L’attaque n’a duré que quelques minutes. Samedi, vers 15 heures, deux voitures de police ont été la cible d’un véritable guet-apens à Viry-Châtillon, dans l’Essonne, tendu par une quinzaine de personnes. Les vitres des véhicules ont été brisées et des cocktails Molotov ont été jetés dans l’habitacle. Pour empêcher les quatre policiers de sortir, les agresseurs ont bloqué les portes de la voiture. Le pronostic vital d’un adjoint de sécurité de 28 ans est toujours engagé. Une gardienne de la paix de 39 ans, mère de trois enfants a également été grièvement brûlée. Les policiers ont été attaqués alors qu'ils montaient la garde devant une caméra de surveillance, censée limiter les vols à la portière sur un rond-point, en face de la cité particulièrement sensible de la Grande Borne. Comment expliquer un tel déchaînement de violences ? L’analyse de Sébastian Roché, directeur de recherche au CNRS, spécialiste des questions de délinquance.
Comment interpréter une telle violence pour une caméra de vidéosurveillance qui est censée lutter contre les vols à l’arrachée à un feu rouge ?
Etant donné le nombre d’assaillants et le niveau de violence, je doute que ce "commando" ait fait tout cela uniquement pour pouvoir continuer les vols à la portière. Ce n’est pas logique de prendre autant de risques pour dévaliser une à deux voitures par mois. D’autant qu’ils pouvaient simplement aller sur un autre rond-point ! Soit il s’agit d’un acte à la portée symbolique, pour réaffirmer le contrôle du quartier, soit il y a d’autres éléments en jeu. Je me demande ce que filmait cette caméra qui gênait les délinquants au point de vouloir tuer les policiers.
Cela peut-il être lié au trafic de drogue ?
Un tel déchainement de violences laisse entendre qu’il y avait probablement des intérêts économiques très importants en jeu. Pour coordonner quinze personnes, cela signifie qu’il y a une structure criminelle organisée, ces gens obéissent à une autorité. A la Grande Borne [la cité qui jouxte le rond-point où a eu lieu l’attaque, ndlr], comme dans toutes les cités d’ailleurs, plusieurs types de délinquance cohabitent.

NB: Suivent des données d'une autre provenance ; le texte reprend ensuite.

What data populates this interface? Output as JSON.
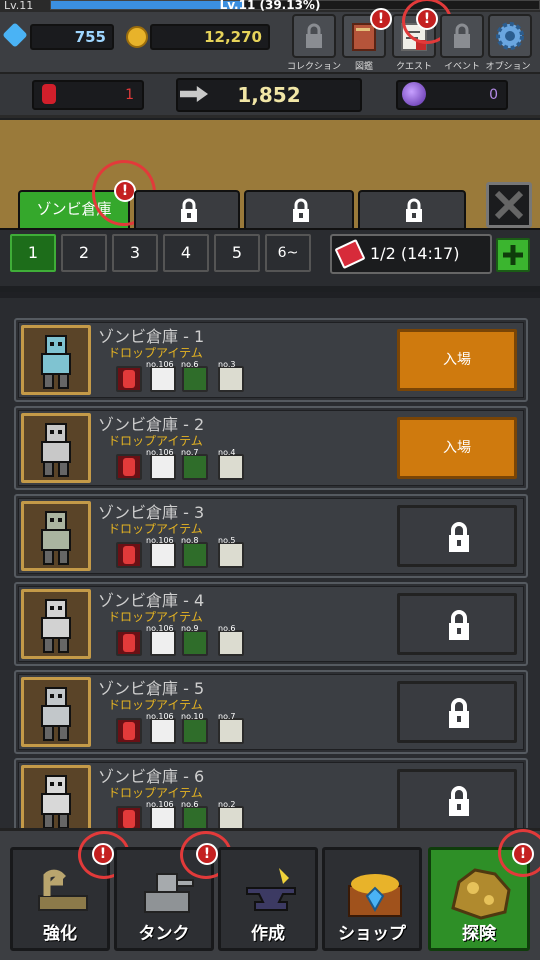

Deux logiques totalement opposées s’affrontent : d’un côté, la délinquance désorganisée et très visible - les vols, les agressions, les règlements de compte – de l’autre, le trafic de drogue qui répond à une logique de business. C’est une activité délinquante structurée et hiérarchisée qui nécessite du calme afin de ne pas attirer l’attention des autorités et ne pas faire fuir les clients.
Est-ce que les caméras de surveillance peuvent aider à lutter contre la délinquance ?
Celle-ci semblait, en tout cas, être particulièrement gênante. Depuis son installation l’an dernier, elle a subi de nombreuses attaques. Au point qu’on a été obligé d’envoyer des policiers surveiller cette caméra ! Mais il ne faut pas penser que la délinquance se règlera par la multiplication de mesures sécuritaires. A la Grande-Borne, comme dans d’autres banlieues très sensibles, une multitude de facteurs socio-économiques peuvent expliquer la situation. Ce sont des zones très pauvres, avec un chômage endémique, désertées par les pouvoirs publics… Pour lutter à long terme contre la délinquance, il faut mener une politique globale et ambitieuse sur les banlieues, pas uniquement basée sur des caméras, qui ne font que déplacer le problème dans les angles morts.
Une telle attaque est-elle inédite ?
Ce type de violence est exceptionnel. On n’est pas aux Etats-Unis, les malfrats n’abattent pas les policiers et vice-versa. Mais ce n’est pas non plus inédit. Il y a plusieurs exemples d’affaires dans lesquelles les forces de l’ordre ont été clairement prises pour cible. En 2010, par exemple, lors de l’attaque du casino d’Uriage, en Isère qui avait donné lieu au fameux discours de Grenoble de Nicolas Sarkozy. Cela reste néanmoins exceptionnel et l’enquête devrait permettre de mieux comprendre les raisons de cette attaque.